Neither option (re-circulating on the left or going deep on the right) sounded very enticing to me. And so I thought to myself, “I’ll just stay in the boat.” Simple enough, right? I mean, c’mon….it’s been a while since I’ve fallen out of a raft, excluding, of course, those times that the raft fell over too. (Not much you can do in those situations.)
The plan was for our boat to run first, with Brian’s crew waiting on shore with throwbags for safety and to decide whether or not they wanted to portage. As Kevin walked by me on the way back to our boat he said, “You ready little Guinea Pig?”
A minute later we were pulling out into the current. As soon as we started dropping into the falls I realized we were just a tiny bit too far right. I tried my hardest to keep that left angle, but the corkscrew wave at the bottom had already grabbed hold of the front of our boat. As the tube underneath me started getting sucked in to the eddy waters, I realized “I’m about to go in.”
My clairvoyant abilities didn’t fail me. A second later I was surrounded by swirling whitewater. I thought “Here we go” and mentally prepared myself for a long time spent under water and a small pep talk that I would, eventually, get air again. But then I felt something totally unexpected: the wall! Recognizing a good opportunity, I immediately reached up and searched for a hand grab. My face was still underwater, but I found a sweet spot, gripped hard, and started pulling myself up and out of the water. It took a few tries, but eventually I climbed (or somewhat beached) myself on the rock shelf above the rapid. I had literally traveled about three feet from the place at which I fell out.

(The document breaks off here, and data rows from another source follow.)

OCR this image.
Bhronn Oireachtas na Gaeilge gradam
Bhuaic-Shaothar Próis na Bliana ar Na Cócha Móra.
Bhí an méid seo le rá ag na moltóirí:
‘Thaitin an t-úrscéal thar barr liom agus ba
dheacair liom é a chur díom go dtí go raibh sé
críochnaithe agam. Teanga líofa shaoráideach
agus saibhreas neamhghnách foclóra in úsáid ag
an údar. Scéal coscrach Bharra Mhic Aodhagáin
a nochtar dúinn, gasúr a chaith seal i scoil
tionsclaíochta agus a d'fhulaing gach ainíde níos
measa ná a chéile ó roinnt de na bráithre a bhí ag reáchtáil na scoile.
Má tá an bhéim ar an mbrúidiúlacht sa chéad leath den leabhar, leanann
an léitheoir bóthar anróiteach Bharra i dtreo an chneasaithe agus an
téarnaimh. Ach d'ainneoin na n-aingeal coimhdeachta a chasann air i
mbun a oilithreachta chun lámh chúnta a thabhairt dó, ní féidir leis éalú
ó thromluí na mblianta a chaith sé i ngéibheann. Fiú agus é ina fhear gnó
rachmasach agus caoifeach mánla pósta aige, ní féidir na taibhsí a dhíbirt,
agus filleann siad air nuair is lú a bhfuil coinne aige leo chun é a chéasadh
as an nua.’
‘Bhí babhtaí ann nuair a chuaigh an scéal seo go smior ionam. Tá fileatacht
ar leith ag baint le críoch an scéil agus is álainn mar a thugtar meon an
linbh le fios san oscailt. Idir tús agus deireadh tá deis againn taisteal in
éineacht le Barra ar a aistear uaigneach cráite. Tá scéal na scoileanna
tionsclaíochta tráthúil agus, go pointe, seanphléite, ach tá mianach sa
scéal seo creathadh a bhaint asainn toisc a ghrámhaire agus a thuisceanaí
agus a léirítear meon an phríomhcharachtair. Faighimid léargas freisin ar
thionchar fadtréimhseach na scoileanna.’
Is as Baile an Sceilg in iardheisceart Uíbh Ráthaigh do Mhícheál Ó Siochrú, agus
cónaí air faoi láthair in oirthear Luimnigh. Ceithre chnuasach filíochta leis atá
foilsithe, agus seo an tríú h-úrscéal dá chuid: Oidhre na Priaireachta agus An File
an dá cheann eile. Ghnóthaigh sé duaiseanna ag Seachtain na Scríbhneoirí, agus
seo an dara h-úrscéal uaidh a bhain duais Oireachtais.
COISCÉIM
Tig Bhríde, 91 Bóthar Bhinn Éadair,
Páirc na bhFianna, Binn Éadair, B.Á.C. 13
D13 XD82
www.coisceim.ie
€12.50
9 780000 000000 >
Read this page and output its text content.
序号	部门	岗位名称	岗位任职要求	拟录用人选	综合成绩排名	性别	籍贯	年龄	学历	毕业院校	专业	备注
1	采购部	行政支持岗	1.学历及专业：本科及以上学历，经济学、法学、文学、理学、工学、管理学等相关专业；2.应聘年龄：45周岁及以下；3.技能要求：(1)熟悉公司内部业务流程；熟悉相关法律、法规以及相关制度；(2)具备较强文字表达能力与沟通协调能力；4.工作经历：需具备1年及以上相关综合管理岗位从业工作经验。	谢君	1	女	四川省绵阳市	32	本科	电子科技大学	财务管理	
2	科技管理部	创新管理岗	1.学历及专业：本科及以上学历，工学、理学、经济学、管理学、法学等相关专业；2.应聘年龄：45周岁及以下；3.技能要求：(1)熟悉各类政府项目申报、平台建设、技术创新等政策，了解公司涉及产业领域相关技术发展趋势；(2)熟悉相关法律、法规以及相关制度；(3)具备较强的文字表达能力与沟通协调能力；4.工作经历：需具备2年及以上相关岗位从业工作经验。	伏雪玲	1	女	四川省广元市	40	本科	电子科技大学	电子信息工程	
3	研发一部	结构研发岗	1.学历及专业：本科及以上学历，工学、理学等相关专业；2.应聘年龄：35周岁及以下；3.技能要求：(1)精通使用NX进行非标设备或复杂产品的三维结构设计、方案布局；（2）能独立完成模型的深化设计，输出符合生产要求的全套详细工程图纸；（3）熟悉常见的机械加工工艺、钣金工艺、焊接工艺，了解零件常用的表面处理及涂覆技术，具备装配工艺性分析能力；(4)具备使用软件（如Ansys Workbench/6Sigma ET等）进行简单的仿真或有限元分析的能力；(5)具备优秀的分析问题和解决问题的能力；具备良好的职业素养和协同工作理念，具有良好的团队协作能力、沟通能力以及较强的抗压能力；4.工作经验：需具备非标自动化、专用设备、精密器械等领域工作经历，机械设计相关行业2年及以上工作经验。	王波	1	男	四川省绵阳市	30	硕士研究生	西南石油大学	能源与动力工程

To top it off, Kevin popped up about a foot to the left of me, and climbed right out of the water as well. It was amazing! We stood looking at the swirling eddy beneath us in disbelief at our good luck, feeling as though we’d somehow cheated the rapid out of having its fun with us. It was as if the river had had enough of us, deposited us on shore, and just moved on along.
Looking downstream we saw that Scott had pulled the boat over a few hundred yards away on the other side of the river. Here comes the ironic part: he was motioning for both Kevin and I to join him on the other side of the river. What does that mean? Well, it means that after Kevin and I went through a small few moments of elation at having just had the shortest, easiest swims of our lives, we realized we were going to have to jump right back into the water. The river apparently wasn’t about to get rid of us that easily!
Our purposeful swim back to the boat was longer than our accidental dunk. (In all honesty, though, it was actually kind of fun to dive into current when I felt more in control of the situation.)
The rest of the day went smoothly, and Kevin and I managed to keep our butts glued to those tubes the whole way down. I wondered, though, if Scott had second thoughts about choosing his crew based on swimming ability. Perhaps it’s better to have people that don’t fall out in the first place?